Ela não almejava outra coisa, integrando-se à família de Michael. Travis,
no entanto, não exibia aquela sombra escura de auto-recriminação pela morte
de um parceiro. Teria de ajudar Michael a superar isso.
— Pode me acompanhar, então?
— Claro.
— Você vem, Michael?
— Não, vou cuidar desta perna, antes que se forme uma gangrena.
Dias depois, na delegacia central de Nova Orleans, sentado na sala
provisória cedida ao FBI, Michael ouviu Travis relatar em minúcias o
andamento do inquérito sobre Adam Webster, do qual tivera uma prévia no
hospital, após a cirurgia de emergência para a extração da bala na perna.
— Pelo conteúdo do disquete — o agente comunicou —, Webster
enfrentaria prisão perpétua, talvez mesmo a pena de morte.
Michael sorriu, orgulhoso da atuação de Lily em todo o caso, com
destaque para sua coragem em roubar o disquete do cofre do marido.
— Ela foi muito esperta — Travis elogiou. — E o esconderijo, então?
Dentro do ursinho de pelúcia do filhq. Como Adam detestava o garoto, jamais
pensaria em procurar ali.
— Lily é mais inteligente do que se imagina — observou Michael.

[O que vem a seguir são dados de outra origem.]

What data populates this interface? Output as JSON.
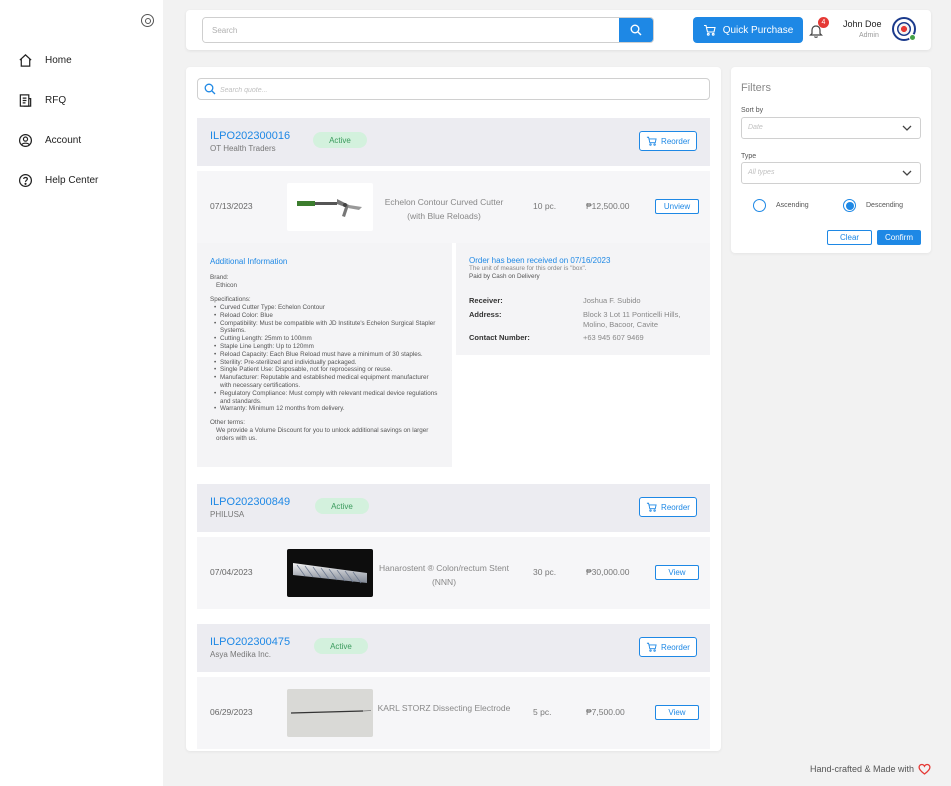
{
  "sidebar": {
    "items": [
      {
        "label": "Home",
        "icon": "home-icon"
      },
      {
        "label": "RFQ",
        "icon": "document-icon"
      },
      {
        "label": "Account",
        "icon": "user-circle-icon"
      },
      {
        "label": "Help Center",
        "icon": "help-icon"
      }
    ]
  },
  "topbar": {
    "search_placeholder": "Search",
    "quick_purchase": "Quick Purchase",
    "notification_count": "4",
    "user_name": "John Doe",
    "user_role": "Admin"
  },
  "quotes": {
    "search_placeholder": "Search quote..."
  },
  "orders": [
    {
      "id": "ILPO202300016",
      "vendor": "OT Health Traders",
      "status": "Active",
      "reorder_label": "Reorder",
      "date": "07/13/2023",
      "product": "Echelon Contour Curved Cutter (with Blue Reloads)",
      "qty": "10 pc.",
      "price": "₱12,500.00",
      "action": "Unview"
    },
    {
      "id": "ILPO202300849",
      "vendor": "PHILUSA",
      "status": "Active",
      "reorder_label": "Reorder",
      "date": "07/04/2023",
      "product": "Hanarostent ® Colon/rectum Stent (NNN)",
      "qty": "30 pc.",
      "price": "₱30,000.00",
      "action": "View"
    },
    {
      "id": "ILPO202300475",
      "vendor": "Asya Medika Inc.",
      "status": "Active",
      "reorder_label": "Reorder",
      "date": "06/29/2023",
      "product": "KARL STORZ Dissecting Electrode",
      "qty": "5 pc.",
      "price": "₱7,500.00",
      "action": "View"
    }
  ],
  "details": {
    "title": "Additional Information",
    "brand_label": "Brand:",
    "brand": "Ethicon",
    "specs_label": "Specifications:",
    "specs": [
      "Curved Cutter Type: Echelon Contour",
      "Reload Color: Blue",
      "Compatibility: Must be compatible with JD Institute's Echelon Surgical Stapler Systems.",
      "Cutting Length: 25mm to 100mm",
      "Staple Line Length: Up to 120mm",
      "Reload Capacity: Each Blue Reload must have a minimum of 30 staples.",
      "Sterility: Pre-sterilized and individually packaged.",
      "Single Patient Use: Disposable, not for reprocessing or reuse.",
      "Manufacturer: Reputable and established medical equipment manufacturer with necessary certifications.",
      "Regulatory Compliance: Must comply with relevant medical device regulations and standards.",
      "Warranty: Minimum 12 months from delivery."
    ],
    "other_label": "Other terms:",
    "other": "We provide a Volume Discount for you to unlock additional savings on larger orders with us."
  },
  "receipt": {
    "title": "Order has been received on 07/16/2023",
    "unit_note": "The unit of measure for this order is \"box\".",
    "payment": "Paid by Cash on Delivery",
    "receiver_label": "Receiver:",
    "receiver": "Joshua F. Subido",
    "address_label": "Address:",
    "address": "Block 3 Lot 11 Ponticelli Hills, Molino, Bacoor, Cavite",
    "contact_label": "Contact Number:",
    "contact": "+63 945 607 9469"
  },
  "filters": {
    "title": "Filters",
    "sort_label": "Sort by",
    "sort_value": "Date",
    "type_label": "Type",
    "type_value": "All types",
    "ascending": "Ascending",
    "descending": "Descending",
    "selected_order": "descending",
    "clear": "Clear",
    "confirm": "Confirm"
  },
  "footer": {
    "text": "Hand-crafted & Made with"
  },
  "colors": {
    "accent": "#1e88e5",
    "badge_bg": "#d3f1dd",
    "badge_text": "#3a9a5c",
    "notification": "#e53935",
    "heart": "#e53935"
  }
}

— E também corajosa. Pelo que me foi contado, aquele canalha a
controlava desde que era adolescente. Não deve ter sido fácil para Lily escapar
dessa influência, espionando o comportamento de Adam e subtraindo o
disquete comprometedor, ao risco da própria vida ou a do menino.

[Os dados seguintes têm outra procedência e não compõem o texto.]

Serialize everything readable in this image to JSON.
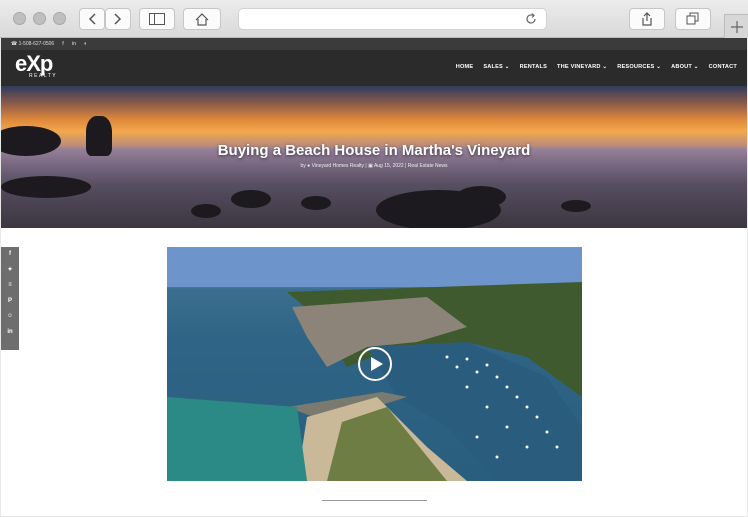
{
  "topbar": {
    "phone": "1-508-627-0506",
    "social_icons": [
      "facebook-icon",
      "linkedin-icon",
      "rss-icon"
    ],
    "social_glyphs": [
      "f",
      "in",
      "◐"
    ]
  },
  "logo": {
    "mark": "eXp",
    "tagline": "REALTY"
  },
  "nav": {
    "items": [
      {
        "label": "HOME"
      },
      {
        "label": "SALES",
        "caret": "⌄"
      },
      {
        "label": "RENTALS"
      },
      {
        "label": "THE VINEYARD",
        "caret": "⌄"
      },
      {
        "label": "RESOURCES",
        "caret": "⌄"
      },
      {
        "label": "ABOUT",
        "caret": "⌄"
      },
      {
        "label": "CONTACT"
      }
    ]
  },
  "post": {
    "title": "Buying a Beach House in Martha's Vineyard",
    "by": "by",
    "author": "Vineyard Homes Realty",
    "date": "Aug 15, 2022",
    "category": "Real Estate News"
  },
  "share_bar": {
    "icons": [
      "facebook-icon",
      "twitter-icon",
      "buffer-icon",
      "pinterest-icon",
      "reddit-icon",
      "linkedin-icon"
    ],
    "glyphs": [
      "f",
      "✦",
      "≡",
      "P",
      "☺",
      "in"
    ]
  },
  "colors": {
    "topbar": "#3b3b3b",
    "nav": "#2b2b2b",
    "share": "#6e6e6e"
  }
}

— Lily é mais forte do que se imagina — o investigador repetiu-se.
— Na verdade, com o disquete e com Adam fora do caminho, ela acabou
salvando a vida de muitos agentes federais. As informações obtidas nos
permitirão estourar uma porção de quadrilhas perigosas, ligadas à vida
noturna de Miami.
— Espero que você tenha agradecido a Lily.
— Claro — disse Travis, recostando-se na cadeira e batendo o pé em
cima da mesa. — É uma grande mulher, mano. E estou feliz por você.
— Ainda é cedo — Michael corrigiu, ciente de que Lily não lhe pertencia,
nem a ninguém.
— Engraçado. Tive a impressão de que ela fará tudo para ter você.
— Lily está melhor sem mim. — O tom de Michael foi triste e
conformado.
— Ela disse isso? — Travis tomou as dores do irmão.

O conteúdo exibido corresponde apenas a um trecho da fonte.